We know from researchers like Schwartz, Kahneman and Gilbert that the human brain is not very good at estimating how it will feel about future events, and that there is an optimal amount of choice which results in decisions, beyond which maximizing occurs and anxiety increases. Restak considers this question. Is there an optimal level of anxiety that can be both created and maintained by the media and which will result in people seeking more information, thus creating more readers, more viewers and more purchasers of consumer goods?
Unfortunately, the answer seems to be yes. One recent approach to creating this anxiety unwittingly partnered Turner Broadcasting with Boston’s local media outlets. LED “characters” which had been placed around the City of Boston by agents of the media giant brought the city to a standstill at the nexus of
- our fear of terrorism, reinforced by Boston’s connection to 9/11
- the extreme guerilla journalism and competition of the local media to get the story out (facts optional)
- the efficient public safety response that broadcast the danger by shutting down transportation systems and running news updates throughout the day to the fearful and the stranded.

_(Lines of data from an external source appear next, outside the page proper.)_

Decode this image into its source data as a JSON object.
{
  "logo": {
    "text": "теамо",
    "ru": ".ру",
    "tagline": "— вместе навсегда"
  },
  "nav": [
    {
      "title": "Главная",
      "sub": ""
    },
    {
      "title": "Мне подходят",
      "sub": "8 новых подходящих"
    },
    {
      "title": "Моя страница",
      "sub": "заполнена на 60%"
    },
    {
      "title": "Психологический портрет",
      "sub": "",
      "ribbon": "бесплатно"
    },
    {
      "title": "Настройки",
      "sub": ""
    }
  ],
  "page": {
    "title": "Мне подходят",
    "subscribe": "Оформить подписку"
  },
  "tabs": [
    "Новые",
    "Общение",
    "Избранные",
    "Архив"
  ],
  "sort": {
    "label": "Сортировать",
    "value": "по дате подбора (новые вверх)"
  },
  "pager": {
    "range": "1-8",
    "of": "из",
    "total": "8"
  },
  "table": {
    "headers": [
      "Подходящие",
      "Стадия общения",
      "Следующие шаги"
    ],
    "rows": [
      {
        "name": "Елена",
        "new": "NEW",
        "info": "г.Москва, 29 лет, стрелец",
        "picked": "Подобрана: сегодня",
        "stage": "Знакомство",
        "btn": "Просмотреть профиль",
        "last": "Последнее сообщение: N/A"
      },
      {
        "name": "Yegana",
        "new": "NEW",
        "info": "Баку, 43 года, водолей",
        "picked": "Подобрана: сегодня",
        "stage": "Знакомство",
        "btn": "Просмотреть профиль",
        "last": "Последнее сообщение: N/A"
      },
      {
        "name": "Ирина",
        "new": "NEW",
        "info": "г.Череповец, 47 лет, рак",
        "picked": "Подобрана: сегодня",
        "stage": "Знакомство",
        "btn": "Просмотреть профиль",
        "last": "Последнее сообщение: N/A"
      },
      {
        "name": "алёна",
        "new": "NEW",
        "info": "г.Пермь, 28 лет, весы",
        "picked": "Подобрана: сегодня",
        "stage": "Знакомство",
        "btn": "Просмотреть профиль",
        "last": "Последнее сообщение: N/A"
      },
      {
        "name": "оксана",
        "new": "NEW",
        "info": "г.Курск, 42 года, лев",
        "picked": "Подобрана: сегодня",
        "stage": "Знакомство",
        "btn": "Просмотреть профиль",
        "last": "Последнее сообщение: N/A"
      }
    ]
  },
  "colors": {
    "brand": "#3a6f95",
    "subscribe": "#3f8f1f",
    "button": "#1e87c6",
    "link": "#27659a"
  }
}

Turner Broadcasting seems to have decided that there is no such thing as bad publicity, and this campaign was cheaper than a Super Bowl commercial. For a cool million, the estimated cost to repay the areas affected by the marketing/terror hoax, Turner spread the news about its cartoon to millions of TV viewers, radio listeners, web-surfers, newspaper readers, cell-phone callers, podcasters, and bloggers. These people are now both more aware of cable cartoon offerings and more worried, anxious that anyone can plant real detonation devices.
Call to Action
So while it would be nice to think that the media and ersatz experts who dispense knowledge about Positive Psychology to the masses would read actual studies instead of relying on hearsay, would not state out of context quotations as the whole truth, and would not look for the opposing viewpoint at every turn, that is not likely to happen. Anxiety pays now and builds upon its own foundation. It is our responsibility and opportunity as Positive Psychology journalists to counter media criticism. Well being, engagement and meaning are what people want and need, even if the media think otherwise.
Gilbert, D. (2007). Stumbling on Happiness. New York: Vintage.
Restak, R. (2005). Poe’s Heart and the Mountain Climber: Exploring the Effect of Anxiety on Our Brains and Our Culture. Three Rivers Press.
Schwartz, B. (2004). The Paradox of Choice: Why More Is Less. New York: Ecco.